Notre charte éditoriale et déontologique

Que ce soit côté studio et côté média, l'équipe de Médianes suit et partage les mêmes principes éditoriaux et déontologiques.

Réalisée par l'équipe de Médianes au grand complet, cette charte s'applique aux équipes de notre studio et de notre média. Vision, valeurs, publics visés, positionnement et engagements : cette charte éditoriale et déontologique nous guide en interne au quotidien.

Notre vision

Pour un journalisme engagé

Avec Médianes, nous cherchons à faire émerger une nouvelle génération de médias, plus proches de leurs publics, par les valeurs qu’ils portent, les modèles qu’ils mettent en place et les sujets qu’ils défendent. Un modèle de journalisme engagé, de médias à impact qui placent leur indépendance économique et éditoriale au cœur de leur modèle, en privilégiant des modèles éditoriaux et économiques basés sur l’engagement de leurs publics (don, adhésion, abonnement).

« Faire émerger de nouvelles voix, durablement »

Lancé en 2020, Médianes est un projet entrepreneurial et associatif qui accompagne les médias, celles et ceux qui les fondent, et celles et ceux qui les font.

Quand on développe son projet, il y a plusieurs chemins pour y arriver. Médianes vous aide à créer le vôtre. Médianes est un centre de ressources gratuites, un réseau d’entraide et un studio de stratégie, marketing et design pour les médias.

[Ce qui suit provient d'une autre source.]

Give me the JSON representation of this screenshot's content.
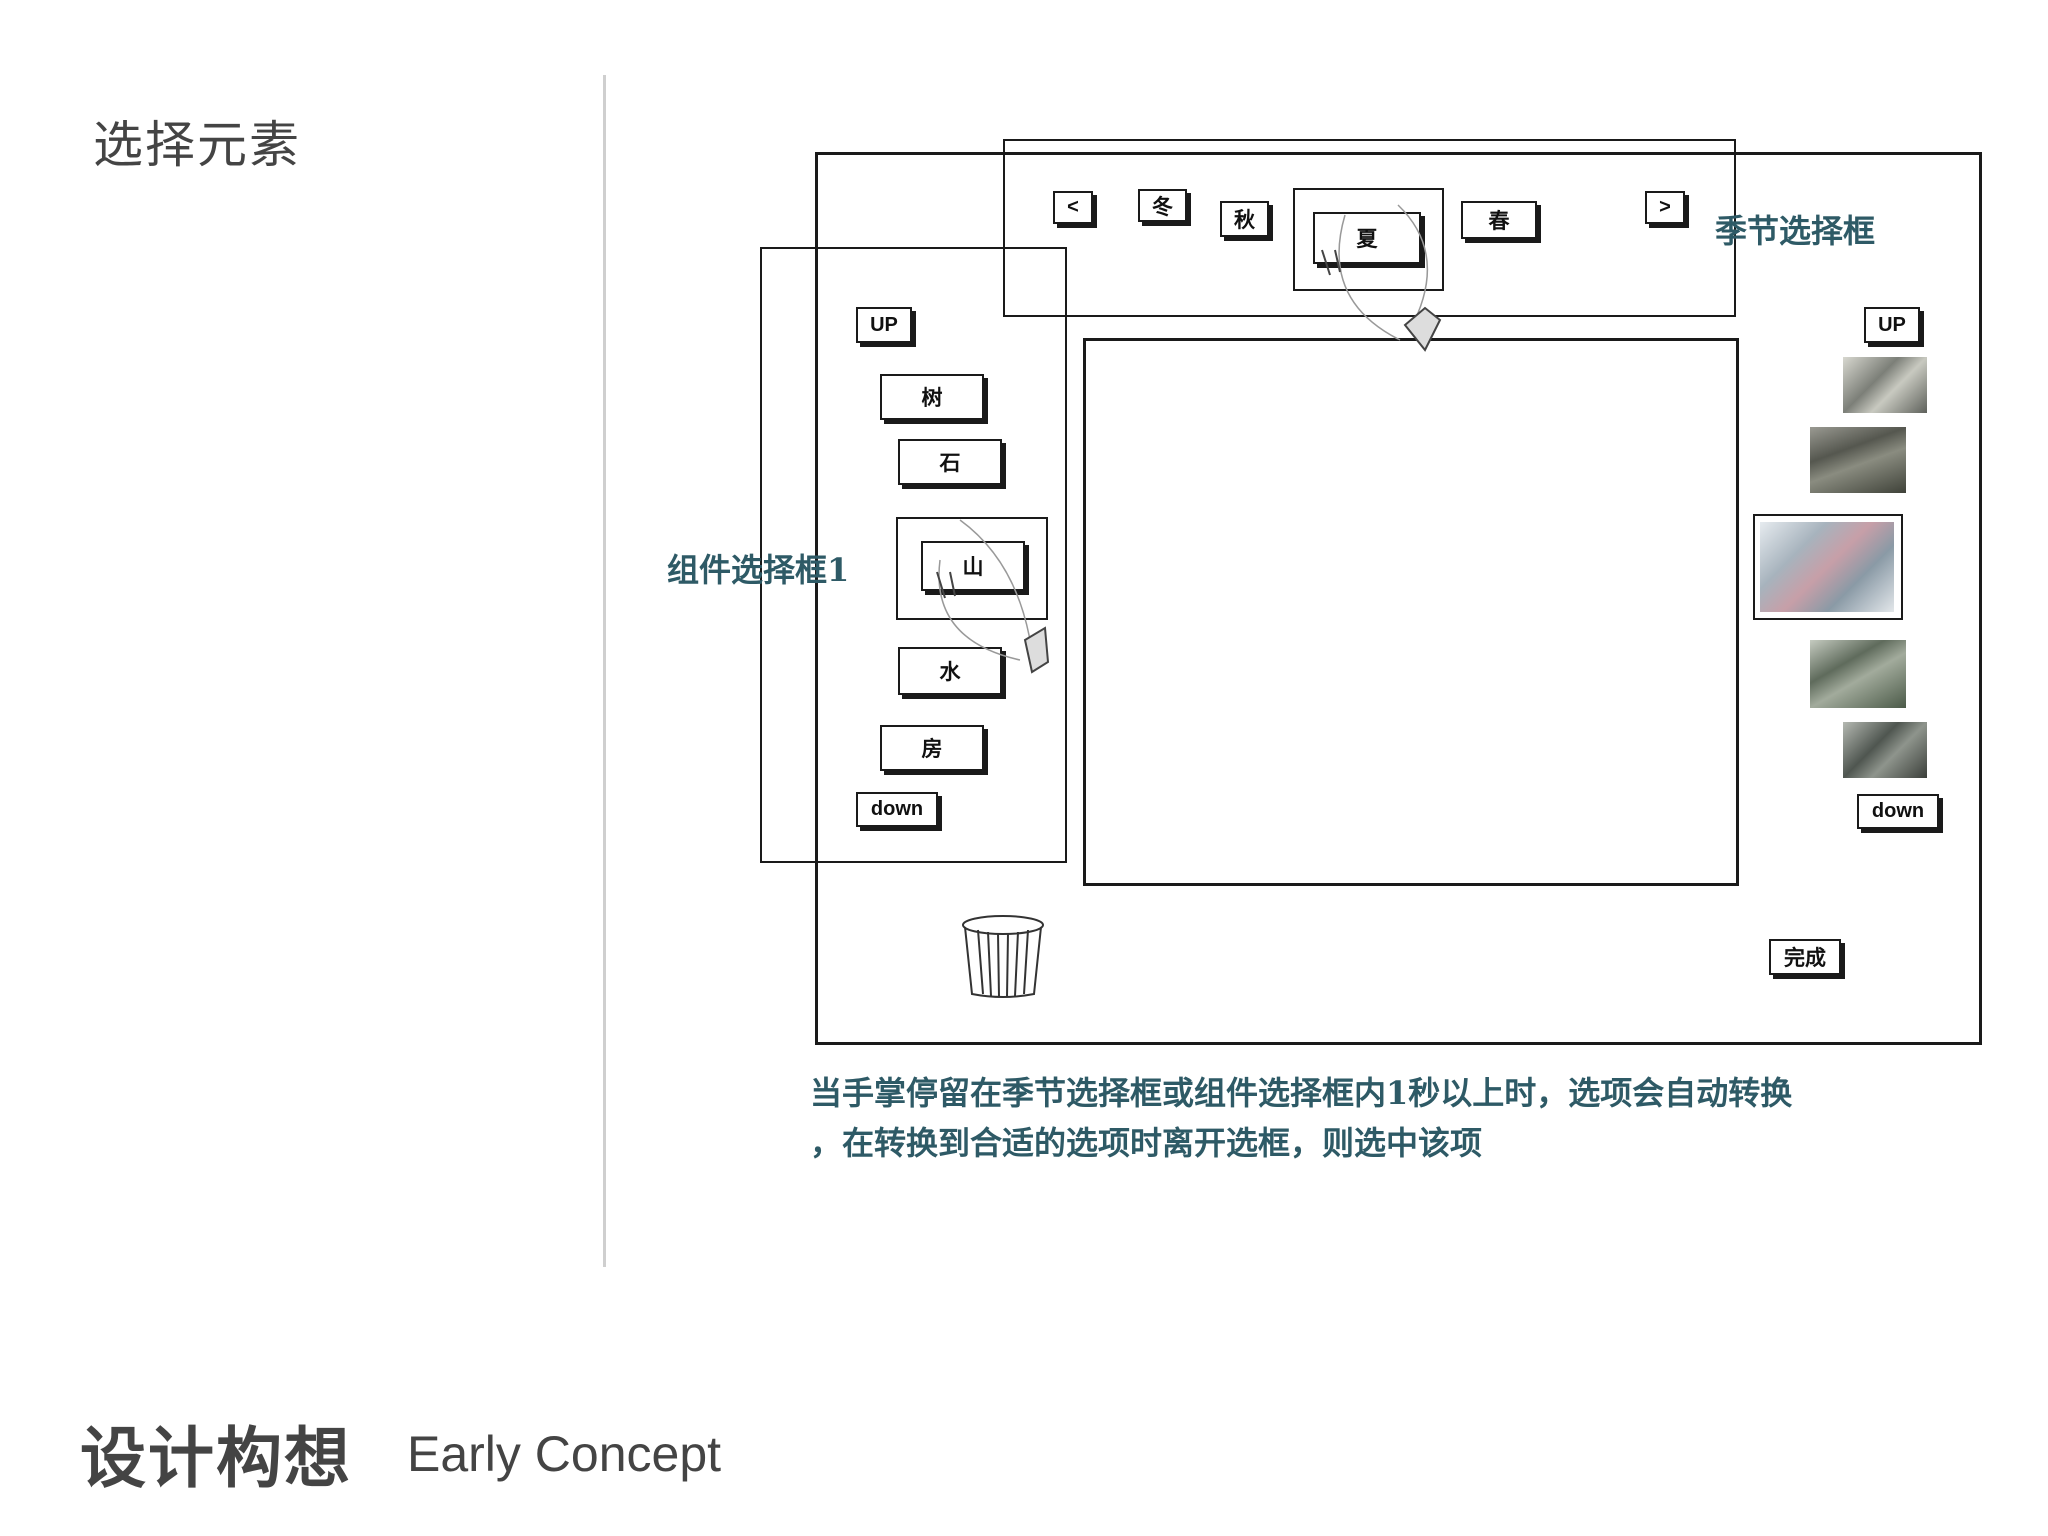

Féminismes, écologie, justice sociale : de nouvelles voix se font entendre. Les écouter est nécessaire, leur permettre d’émerger durablement en tant que médias est un enjeu démocratique majeur. En parallèle, développer des modèles viables et vertueux pour garantir un journalisme de qualité, à l’écoute de son public est vital.

  1. « Faire émerger » : aider à faire naître de nouveaux médias

Seul·es 30% des Français·es font confiance aux médias selon un rapport de l’Institut Reuters pour l’étude du journalisme publié en 2023. Nous sommes nombreux·euses à ne plus nous retrouver dans les modèles médiatiques actuels. Que ce soit dans les sujets traités (écologie, féminismes, justice sociale) mais également dans les modèles stratégiques, économiques et managériales mis en place (modèles publicitaires, dépendances des plateformes, management).

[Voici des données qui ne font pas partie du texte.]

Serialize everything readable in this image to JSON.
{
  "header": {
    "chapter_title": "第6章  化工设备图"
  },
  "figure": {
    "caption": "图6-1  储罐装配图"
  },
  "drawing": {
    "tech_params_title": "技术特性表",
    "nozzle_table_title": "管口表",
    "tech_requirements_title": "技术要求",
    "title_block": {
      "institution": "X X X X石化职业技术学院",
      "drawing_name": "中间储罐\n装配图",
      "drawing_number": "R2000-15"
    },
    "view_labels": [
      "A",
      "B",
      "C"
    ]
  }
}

  1. « Nouvelles voix » : changer les représentations et les discours

Nous privilégions les projets cherchant à avoir un impact positif et durable sur la société.

Journalistes, porteur·euses de projets, personnes de la société civile… nous cherchons à mettre en lumière et à collaborer avec cette nouvelle génération qui fait les médias autrement, que ce soit en ligne en papier, sur le fond comme sur la forme. Mais également, nous voulons porter haut les thématiques et valeurs qui nous tiennent à cœur : féminismes, écologie, anti-racisme, société inclusive et durable, représentativité des territoires.

Nous choisissons avec attention les projets sur lesquels nous écrivons et avec lesquels nous collaborons, que ce soit par les valeurs et les modèles qu’ils promeuvent. Nous assumons le fait que nous ne couvrons pas tous les sujets liés aux médias et ne travaillons pas (ou plus) avec tout le monde. Nous gardons le droit de refuser des sujets, projets, dans lesquels nous ne nous retrouvons pas et cherchons au quotidien à faire respecter ces principes au sein de notre propre projet.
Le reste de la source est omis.